Job sharing? Seriously?
Job sharing was a failure during the Great Depression. Why should it work now?
Seth Wenig/AP
Congratulations to “economist” Dean Baker, founder of the Center for Economic and Policy Research, for the worst remedy to our economic woes proposed thus-far — no small feat. His make-everybody-poorer job sharing plan is so outlandish and counterproductive, even the liberal arts major sleeping off a hangover in the back row of Econ 101 can recognize the absurdity. Mr. Baker’s plan is hardly new; both Hoover and Roosevelt implemented the same type of cockamamie schemes during the last Great Depression.
It is truly remarkable that this idea keeps resurfacing after its history of failure and refutation by most major schools of economics. Henry Hazlitt thoroughly refuted the idea, and all its inbred relatives, in Economics In One Lesson back in 1946, devoting an entire chapter to spread-the-work schemes and their unseen consequences. Here Hazlitt explains the ramifications of shortening the workweek from 40 to 30 hours without increasing pay (the outcome is much worse if the week is shortened and hourly pay is increased).

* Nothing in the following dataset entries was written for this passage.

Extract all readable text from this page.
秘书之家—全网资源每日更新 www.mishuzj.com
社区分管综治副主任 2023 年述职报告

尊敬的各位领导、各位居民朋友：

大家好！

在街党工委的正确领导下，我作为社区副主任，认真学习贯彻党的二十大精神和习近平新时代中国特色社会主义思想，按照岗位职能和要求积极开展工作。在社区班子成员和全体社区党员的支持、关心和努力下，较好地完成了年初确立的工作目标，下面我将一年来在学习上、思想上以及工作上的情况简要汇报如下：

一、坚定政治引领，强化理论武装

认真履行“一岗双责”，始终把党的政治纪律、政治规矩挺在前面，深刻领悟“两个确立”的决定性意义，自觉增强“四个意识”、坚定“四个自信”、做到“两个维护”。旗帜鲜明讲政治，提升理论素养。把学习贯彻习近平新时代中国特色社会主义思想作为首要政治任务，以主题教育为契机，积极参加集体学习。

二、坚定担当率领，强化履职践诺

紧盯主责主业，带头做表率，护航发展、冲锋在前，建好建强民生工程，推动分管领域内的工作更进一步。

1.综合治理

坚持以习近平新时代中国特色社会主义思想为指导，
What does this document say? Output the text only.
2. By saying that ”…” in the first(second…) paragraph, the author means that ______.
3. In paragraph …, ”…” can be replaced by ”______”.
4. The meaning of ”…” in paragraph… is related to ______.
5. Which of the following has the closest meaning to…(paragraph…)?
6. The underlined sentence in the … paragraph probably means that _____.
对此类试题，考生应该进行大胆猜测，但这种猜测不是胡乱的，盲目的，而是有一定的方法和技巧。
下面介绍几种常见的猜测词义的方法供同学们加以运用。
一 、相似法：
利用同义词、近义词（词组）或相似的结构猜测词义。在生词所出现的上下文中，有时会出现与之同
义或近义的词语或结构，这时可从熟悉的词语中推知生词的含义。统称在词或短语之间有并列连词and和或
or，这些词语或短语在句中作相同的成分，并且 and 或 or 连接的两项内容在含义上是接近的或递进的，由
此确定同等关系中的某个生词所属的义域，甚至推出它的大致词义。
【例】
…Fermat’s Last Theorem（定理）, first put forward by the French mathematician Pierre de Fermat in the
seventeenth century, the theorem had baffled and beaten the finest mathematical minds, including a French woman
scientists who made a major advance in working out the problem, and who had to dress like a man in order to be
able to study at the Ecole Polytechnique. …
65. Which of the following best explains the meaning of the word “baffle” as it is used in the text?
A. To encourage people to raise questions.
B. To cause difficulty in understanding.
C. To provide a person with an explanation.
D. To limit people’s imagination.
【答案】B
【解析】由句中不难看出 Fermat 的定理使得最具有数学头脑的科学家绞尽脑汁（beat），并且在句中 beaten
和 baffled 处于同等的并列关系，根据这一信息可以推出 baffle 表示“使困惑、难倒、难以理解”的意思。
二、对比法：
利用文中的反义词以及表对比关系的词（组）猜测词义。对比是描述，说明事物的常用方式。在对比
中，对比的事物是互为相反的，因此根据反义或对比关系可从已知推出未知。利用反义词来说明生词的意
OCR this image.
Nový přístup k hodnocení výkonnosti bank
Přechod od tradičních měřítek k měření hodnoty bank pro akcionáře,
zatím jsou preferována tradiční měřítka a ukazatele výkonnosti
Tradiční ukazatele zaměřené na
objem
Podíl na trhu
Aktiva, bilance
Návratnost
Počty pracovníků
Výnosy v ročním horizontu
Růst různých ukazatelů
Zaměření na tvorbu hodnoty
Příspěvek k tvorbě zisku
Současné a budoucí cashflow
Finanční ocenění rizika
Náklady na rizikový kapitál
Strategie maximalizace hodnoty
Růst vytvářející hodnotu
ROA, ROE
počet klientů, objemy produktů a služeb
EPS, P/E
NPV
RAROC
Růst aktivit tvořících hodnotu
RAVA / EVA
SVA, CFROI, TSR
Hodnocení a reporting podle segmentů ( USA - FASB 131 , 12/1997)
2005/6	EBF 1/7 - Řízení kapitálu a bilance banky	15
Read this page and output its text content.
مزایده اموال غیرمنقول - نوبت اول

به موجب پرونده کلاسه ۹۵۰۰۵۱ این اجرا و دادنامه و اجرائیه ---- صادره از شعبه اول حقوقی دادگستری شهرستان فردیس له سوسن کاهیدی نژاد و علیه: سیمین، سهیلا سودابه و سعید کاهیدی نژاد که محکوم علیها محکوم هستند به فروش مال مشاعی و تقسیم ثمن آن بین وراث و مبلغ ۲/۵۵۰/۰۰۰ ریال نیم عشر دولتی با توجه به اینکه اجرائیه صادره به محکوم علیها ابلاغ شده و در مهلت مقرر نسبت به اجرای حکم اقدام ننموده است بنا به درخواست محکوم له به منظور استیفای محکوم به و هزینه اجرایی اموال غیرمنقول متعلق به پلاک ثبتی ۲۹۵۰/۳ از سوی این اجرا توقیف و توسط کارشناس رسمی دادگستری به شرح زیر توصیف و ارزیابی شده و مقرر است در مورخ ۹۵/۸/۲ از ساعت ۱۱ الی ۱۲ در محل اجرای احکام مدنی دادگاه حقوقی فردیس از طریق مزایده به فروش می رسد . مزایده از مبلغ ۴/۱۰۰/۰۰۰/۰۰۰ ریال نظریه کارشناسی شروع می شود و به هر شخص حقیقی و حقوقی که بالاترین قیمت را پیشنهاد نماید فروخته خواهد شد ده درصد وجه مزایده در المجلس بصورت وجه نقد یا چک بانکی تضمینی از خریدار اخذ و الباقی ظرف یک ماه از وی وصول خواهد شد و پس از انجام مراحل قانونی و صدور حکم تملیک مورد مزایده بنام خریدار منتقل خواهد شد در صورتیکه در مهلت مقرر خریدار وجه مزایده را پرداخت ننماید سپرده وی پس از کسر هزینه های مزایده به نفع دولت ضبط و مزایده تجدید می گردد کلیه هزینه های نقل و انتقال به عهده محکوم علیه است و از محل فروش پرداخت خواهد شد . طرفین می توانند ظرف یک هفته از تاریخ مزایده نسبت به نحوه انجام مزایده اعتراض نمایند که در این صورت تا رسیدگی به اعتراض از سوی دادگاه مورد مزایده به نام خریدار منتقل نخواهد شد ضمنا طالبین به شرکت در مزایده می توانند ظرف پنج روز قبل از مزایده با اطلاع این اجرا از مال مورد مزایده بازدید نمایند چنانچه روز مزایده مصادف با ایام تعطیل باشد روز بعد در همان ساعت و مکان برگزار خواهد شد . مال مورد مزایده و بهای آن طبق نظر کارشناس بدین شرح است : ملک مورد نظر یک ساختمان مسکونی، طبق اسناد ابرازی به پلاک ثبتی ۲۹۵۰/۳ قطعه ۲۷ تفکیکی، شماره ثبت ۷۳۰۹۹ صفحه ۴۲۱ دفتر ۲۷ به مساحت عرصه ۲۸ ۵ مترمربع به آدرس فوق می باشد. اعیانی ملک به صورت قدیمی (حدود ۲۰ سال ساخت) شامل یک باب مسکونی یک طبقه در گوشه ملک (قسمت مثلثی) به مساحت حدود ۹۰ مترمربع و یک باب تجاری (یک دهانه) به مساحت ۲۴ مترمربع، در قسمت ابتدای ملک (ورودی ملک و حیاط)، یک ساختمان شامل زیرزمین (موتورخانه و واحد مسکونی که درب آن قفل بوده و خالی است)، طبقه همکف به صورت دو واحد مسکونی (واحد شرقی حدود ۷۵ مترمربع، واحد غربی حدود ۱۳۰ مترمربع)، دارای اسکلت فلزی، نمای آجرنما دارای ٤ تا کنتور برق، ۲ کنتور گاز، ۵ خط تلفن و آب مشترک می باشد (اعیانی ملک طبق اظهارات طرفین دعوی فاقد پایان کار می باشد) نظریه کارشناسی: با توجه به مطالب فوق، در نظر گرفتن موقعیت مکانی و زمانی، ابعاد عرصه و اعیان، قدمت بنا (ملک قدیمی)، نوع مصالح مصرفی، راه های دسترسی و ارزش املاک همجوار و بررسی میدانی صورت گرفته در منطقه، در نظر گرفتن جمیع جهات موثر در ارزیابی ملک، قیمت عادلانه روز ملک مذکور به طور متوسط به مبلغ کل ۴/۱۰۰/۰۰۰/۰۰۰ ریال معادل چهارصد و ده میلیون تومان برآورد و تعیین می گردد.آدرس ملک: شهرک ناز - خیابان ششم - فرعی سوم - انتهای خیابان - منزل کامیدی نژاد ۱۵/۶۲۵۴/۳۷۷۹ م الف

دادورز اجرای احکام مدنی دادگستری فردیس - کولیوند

"Though more workers will be employed, each will be working fewer hours, and there will, therefore be no net increase in man-hours. It is unlikely that there will be any significant increase in production. Total payrolls and “purchasing power” will be no larger. All that will have happened even under the most favorable assumptions (which would seldom be realized) is that the workers previously employed will subsidize, in effect, the workers previously unemployed. For in order that the new workers will individually receive three-fourths as many dollars a week as previously. It is true that the old workers will now work fewer hours but this purchase of more leisure at a high price is presumably not a decision they have made for its own sake: it is a sacrifice made to provide others with jobs."